Multivariable Survival Analysis

Step 1: Importing the Data and Initial Setup

This block of code imports the required data and sets up some preliminary parameters for analysis.

use "https://github.com/muzaale/ikesa/raw/main/nhanes.dta", clear
di "obs: `c(N)', vars: `c(k)'"
global subgroup ridreth3
global subgroupvar: var lab ridreth3
cls
gen years = permth_exm / 12
stset years, fail(mortstat)

Step 2: Generating the Survival Graph

Here, we generate the survival graph for the various subgroups defined by the variable ridreth3.

#delimit ;
sts graph if inlist($subgroup,1,2,3,4,6,7),
    by($subgroup)
    fail
    ti("Mortality in NHANES III",pos(11))
    subti("by self report: ${subgroupvar}",pos(11))
    yti("%",orientation(horizontal))
    xti("Years")
    per(100)
    ylab(0(5)20,
        format(%3.0f)
        angle(360)
    )
    legend(on
        lab(1 "Mexican")
        lab(2 "Hispanic")
        lab(3 "White")
        lab(4 "Black")
        lab(5 "Asian")
        lab(6 "Other")
        ring(0)
        pos(11)
        col(1)
        order(3 4 1 2  5)
    )
    note("Source: RDC/NCHS/CDC/DHHS")  
;
#delimit cr

Step 3: Cox Proportional Hazard Model

Next, we run the Cox proportional hazards model using the defined subgroups and a set of confounding variables.

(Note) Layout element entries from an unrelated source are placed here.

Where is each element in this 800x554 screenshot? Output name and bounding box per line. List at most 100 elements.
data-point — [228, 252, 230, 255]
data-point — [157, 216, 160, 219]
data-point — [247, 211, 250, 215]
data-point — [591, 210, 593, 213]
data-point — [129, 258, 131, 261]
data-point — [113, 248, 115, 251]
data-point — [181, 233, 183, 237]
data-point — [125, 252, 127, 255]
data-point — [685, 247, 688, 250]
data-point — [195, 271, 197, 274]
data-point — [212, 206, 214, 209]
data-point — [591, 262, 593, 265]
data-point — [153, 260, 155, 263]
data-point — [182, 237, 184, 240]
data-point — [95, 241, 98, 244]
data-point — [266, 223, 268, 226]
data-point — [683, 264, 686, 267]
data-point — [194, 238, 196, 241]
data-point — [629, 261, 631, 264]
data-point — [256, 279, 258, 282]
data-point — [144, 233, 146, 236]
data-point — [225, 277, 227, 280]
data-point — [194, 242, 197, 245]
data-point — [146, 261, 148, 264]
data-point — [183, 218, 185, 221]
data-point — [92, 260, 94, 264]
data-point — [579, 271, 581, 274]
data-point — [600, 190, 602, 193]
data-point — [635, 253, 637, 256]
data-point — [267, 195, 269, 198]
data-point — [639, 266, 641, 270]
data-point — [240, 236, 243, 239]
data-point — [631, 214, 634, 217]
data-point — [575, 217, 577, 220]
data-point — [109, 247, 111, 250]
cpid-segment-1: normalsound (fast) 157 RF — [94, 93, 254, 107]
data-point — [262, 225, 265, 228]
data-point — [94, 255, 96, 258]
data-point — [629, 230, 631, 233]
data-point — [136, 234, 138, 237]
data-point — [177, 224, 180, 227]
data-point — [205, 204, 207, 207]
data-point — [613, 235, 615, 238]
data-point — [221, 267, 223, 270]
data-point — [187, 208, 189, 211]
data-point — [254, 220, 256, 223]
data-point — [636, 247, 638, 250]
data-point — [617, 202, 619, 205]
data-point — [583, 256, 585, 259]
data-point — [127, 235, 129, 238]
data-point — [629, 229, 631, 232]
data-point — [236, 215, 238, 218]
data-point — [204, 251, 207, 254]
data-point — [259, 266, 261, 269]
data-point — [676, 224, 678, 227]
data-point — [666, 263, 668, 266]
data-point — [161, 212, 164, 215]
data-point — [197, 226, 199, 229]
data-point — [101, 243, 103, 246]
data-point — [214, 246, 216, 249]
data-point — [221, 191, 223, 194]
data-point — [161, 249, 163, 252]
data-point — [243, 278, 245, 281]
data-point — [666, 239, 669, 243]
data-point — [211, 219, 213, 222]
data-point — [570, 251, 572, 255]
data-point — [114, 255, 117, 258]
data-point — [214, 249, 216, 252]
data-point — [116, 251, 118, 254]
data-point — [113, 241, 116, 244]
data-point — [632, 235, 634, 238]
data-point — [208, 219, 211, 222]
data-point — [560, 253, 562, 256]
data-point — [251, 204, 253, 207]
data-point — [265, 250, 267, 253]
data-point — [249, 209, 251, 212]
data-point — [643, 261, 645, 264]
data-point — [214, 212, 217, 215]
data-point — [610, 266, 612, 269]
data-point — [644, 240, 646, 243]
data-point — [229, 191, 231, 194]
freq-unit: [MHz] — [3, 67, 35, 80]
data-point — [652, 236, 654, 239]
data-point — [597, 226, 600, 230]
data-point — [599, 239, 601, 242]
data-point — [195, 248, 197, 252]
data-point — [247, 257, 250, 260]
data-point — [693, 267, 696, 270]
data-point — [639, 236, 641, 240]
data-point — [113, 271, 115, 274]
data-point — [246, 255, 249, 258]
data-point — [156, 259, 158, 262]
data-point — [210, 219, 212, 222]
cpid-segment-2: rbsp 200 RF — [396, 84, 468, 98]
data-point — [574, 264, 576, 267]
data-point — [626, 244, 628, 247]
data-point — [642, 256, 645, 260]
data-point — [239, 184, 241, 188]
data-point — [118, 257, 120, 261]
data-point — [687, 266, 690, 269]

cd "~/dropbox/1f.ἡἔρις,κ/1.ontology/alpha"
global confounders ridageyr diq010 bmxbmi smq020 lbdscrsi lbxgh
stcox i.$subgroup $confounders if inlist(${subgroup}, 1, 2, 3, 4, 6, 7), basesurv(s0) //best when centered

Step 4: Matrices Definition

We define three matrices \(m\), \(b\), and \(V\), to store the table of results, coefficients, and variance-covariance matrix, respectively.

matrix define m = r(table)
matrix b = e(b)
matrix V = e(V)

Step 5: Scenario Vector (SV)

The Scenario Vector defines specific values for a given scenario. For instance, this can represent a 60-year-old black individual with certain medical conditions. Note that the first six positions in the vector are for the subgroups of race, and the last six are for the confounding variables.

//SV: black, 60yo, diabetic, BMI=36, h/o smoking, SCr=1.5, HbA1c=7.1
matrix SV = (0, 0, 0, 1, 0, 0, 60, 1, 36, 1, 1.5, 7.1)

Step 6: Calculating the Risk Score

The risk score (\(\rho\)) is calculated by multiplying the scenario vector with the transpose of the coefficients:

matrix risk_score = SV * b'

Step 7: Log Hazard Ratio

The log hazard ratio for the specified scenario is displayed.

//log HR for scenario vector above
matrix list risk_score 

Step 8: Hazard Ratio for Scenario

This calculates the hazard ratio (HR) by taking the exponential of the log hazard ratio:

//HR for scenario described compared with "base-case"
di exp(risk_score[1,1])

Step 9: Variance and Standard Error of Prediction

Here, we calculate the variance (\(\sigma^2\)) and standard error (SE) of the prediction for the scenario.

matrix var_prediction = SV * V * SV'
matrix se_prediction = sqrt(var_prediction[1,1])

Step 10: 10-Year Mortality for Scenario

Finally, the 10-year mortality for the specified scenario is plotted.

//10-year mortality for scenario 
gen f0 = (1 - s0) * 100
gen f1 = f0 * exp(risk_score[1,1])
drop if _t > 10
line f1 _t, sort connect(step step) ylab(0(5)20) xlab(0(2)10)
graph export nhanes_scenario.png, replace  

This series of steps takes the reader through the process of estimating the risk score and the associated 10-year mortality for a given scenario. It uses a semi-parametric model to create the underlying hazard function and uses specific scenario vectors to estimate the individualized risk for different populations or conditions.


Comment About Base-Case:

Interpretation would be more intuitive if centering were used. Without centering, the base-case is for a specific reference group (e.g., Mexican, 0 years old, non-diabetic, BMI=0, etc.) which is not very useful.

To adapt this portion of the code for another project or scenario, the analyst would need to redefine the scenario vector (SV) with the appropriate values for the new context. They would also need to ensure that the model’s coefficients and variance-covariance matrix are correctly extracted, and that the calculations are aligned with the new scenario’s specifications.